За кулисами, наконец, все стихло, и зал по-прежнему был во власти только голоса Александра:
– Советские чиновники с помощью своих по-прежнему пропагандистских СМИ убеждают нас, что советская империя это благо. Нам приводят примеры, что она создала чудо архитектуры, построила громадные здания, метро, самые большие в мире заводы и так далее. Да, это так! Но не будем забывать, какой ценой! Сколько костей лежит под грудами этих сооружений, помните, я вам про этот театр говорил, который построили заключённые? А в лагерь тогда и, соответственно, до сих пор может попасть каждый без всяких причин. Это, во-первых, друзья. А во-вторых, через сколько лет они создали эти имперские сооружения, которыми теперь гордятся, выпучив груди вперёд, через сколько лет они всё это создавали, после того, как начали всё в стране с ноля? Через сколько лет после построения новой России они полетели в космос? Ещё неизвестно, куда мы полетим через сорок лет! – Александр вдруг поймал себя на мысли, что начал говорить лозунгами, но, слава Богу, зал не взрывался аплодисментами, значит, они всё-таки думают, – в общем, можно долго говорить о причудах и легендах прошлой жизни. Повторюсь, друзья, всё это ровным счётом ничего для нас с вами не значит. Мы должны, мы просто обязаны прогнать этих красных засранцев, мы должны избавиться от этой красной тошнотворной вертикальной советской однопартийной тоталитарной системы. Мы с вами, друзья, не должны допустить, чтобы она развивалась дальше, она уже начинает задыхаться, и мы должны ей окончательно перекрыть кислород! Если мы с вами, мы – абсолютно новое поколение, родившееся в эпоху пока ещё свободного доступа к миру, не воспользуемся историческим шансом и не изменим свою жизнь, то у нас, уж простите за пафос, больше никогда не будет цивилизованного государства. Ведь тогда на смену умирающим выходцам КПСС, на смену их детям, которые, естественно, думают и работают как при КПСС, придут внуки и так далее. И ещё – последнее! Внимание, друзья. Вы спросите – а как же тогда быть? Прогонять и молодых людей? А как понять, что этот человек свой, наш? Да, господа, к власти априори мы не должны допускать людей, в чьём родстве были красные начальники. Потому что у них уже в генах сидит то, что им плевать на людей! К новой системе должны прийти образованные потомки обычных простых людей. Я знаю, что многим в зале не понравится это, но другого выхода нет!
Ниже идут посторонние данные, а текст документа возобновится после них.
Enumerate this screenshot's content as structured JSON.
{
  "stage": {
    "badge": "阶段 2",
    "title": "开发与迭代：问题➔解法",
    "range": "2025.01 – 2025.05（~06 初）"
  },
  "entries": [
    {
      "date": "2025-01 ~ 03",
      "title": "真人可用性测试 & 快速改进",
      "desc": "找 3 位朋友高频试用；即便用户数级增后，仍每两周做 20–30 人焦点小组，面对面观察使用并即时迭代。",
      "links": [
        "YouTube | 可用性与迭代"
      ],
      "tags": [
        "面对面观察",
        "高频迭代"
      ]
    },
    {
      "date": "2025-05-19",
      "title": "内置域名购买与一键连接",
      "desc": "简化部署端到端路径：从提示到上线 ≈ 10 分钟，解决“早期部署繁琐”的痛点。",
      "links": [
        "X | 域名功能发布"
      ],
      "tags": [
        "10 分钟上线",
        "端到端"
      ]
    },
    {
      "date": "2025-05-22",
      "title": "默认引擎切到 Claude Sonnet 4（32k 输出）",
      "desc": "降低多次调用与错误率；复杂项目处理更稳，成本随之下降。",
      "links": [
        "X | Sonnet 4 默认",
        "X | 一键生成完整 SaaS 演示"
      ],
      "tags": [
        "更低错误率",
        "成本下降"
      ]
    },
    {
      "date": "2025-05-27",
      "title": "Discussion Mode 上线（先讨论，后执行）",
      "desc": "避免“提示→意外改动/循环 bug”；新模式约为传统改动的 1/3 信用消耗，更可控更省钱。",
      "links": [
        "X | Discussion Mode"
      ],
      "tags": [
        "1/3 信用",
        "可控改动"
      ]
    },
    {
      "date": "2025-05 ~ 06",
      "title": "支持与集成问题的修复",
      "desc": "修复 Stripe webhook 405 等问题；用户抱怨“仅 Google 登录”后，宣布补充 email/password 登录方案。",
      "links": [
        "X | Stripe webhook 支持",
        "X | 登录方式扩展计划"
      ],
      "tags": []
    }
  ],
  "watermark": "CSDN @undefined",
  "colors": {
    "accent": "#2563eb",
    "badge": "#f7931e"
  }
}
В этот момент Рублев заметил, что зал оживился, внимательной тишины больше не было, и тогда Александр опять закинул старую наживку, – а теперь, что касается RASSOLNIK’ов, друзья! Мы договорились, что мы не допускаем во власть отпрысков начальников. Давайте договоримся и о том, что не пустим туда и топоту. Не повторим ошибок Октября! Мы вообще должны истреблять её, перевоспитывать. Да, перевоспитывать эту опору советской власти. Уже почти век, сто лет, друзья, власть намерено воспитывает топоту и даёт ей все возможные привилегии, потому что это – рабы. Рабы не пискнут никогда. А ещё рабы помогают ставить на место думающих людей, а попросту говоря – запугивают их. Они и сами того не осознают, но зато власти это понимают. Когда на сотню гопоты приходится один образованный, то вряд ли он рискнёт пойти против них. На этом и держится вся эта противная советская цивилизация. Поэтому, что я могу сказать про этот беспрецедентный опыт войны с гопотой, которую объявили люди, называющие себя RASSOLNIKI?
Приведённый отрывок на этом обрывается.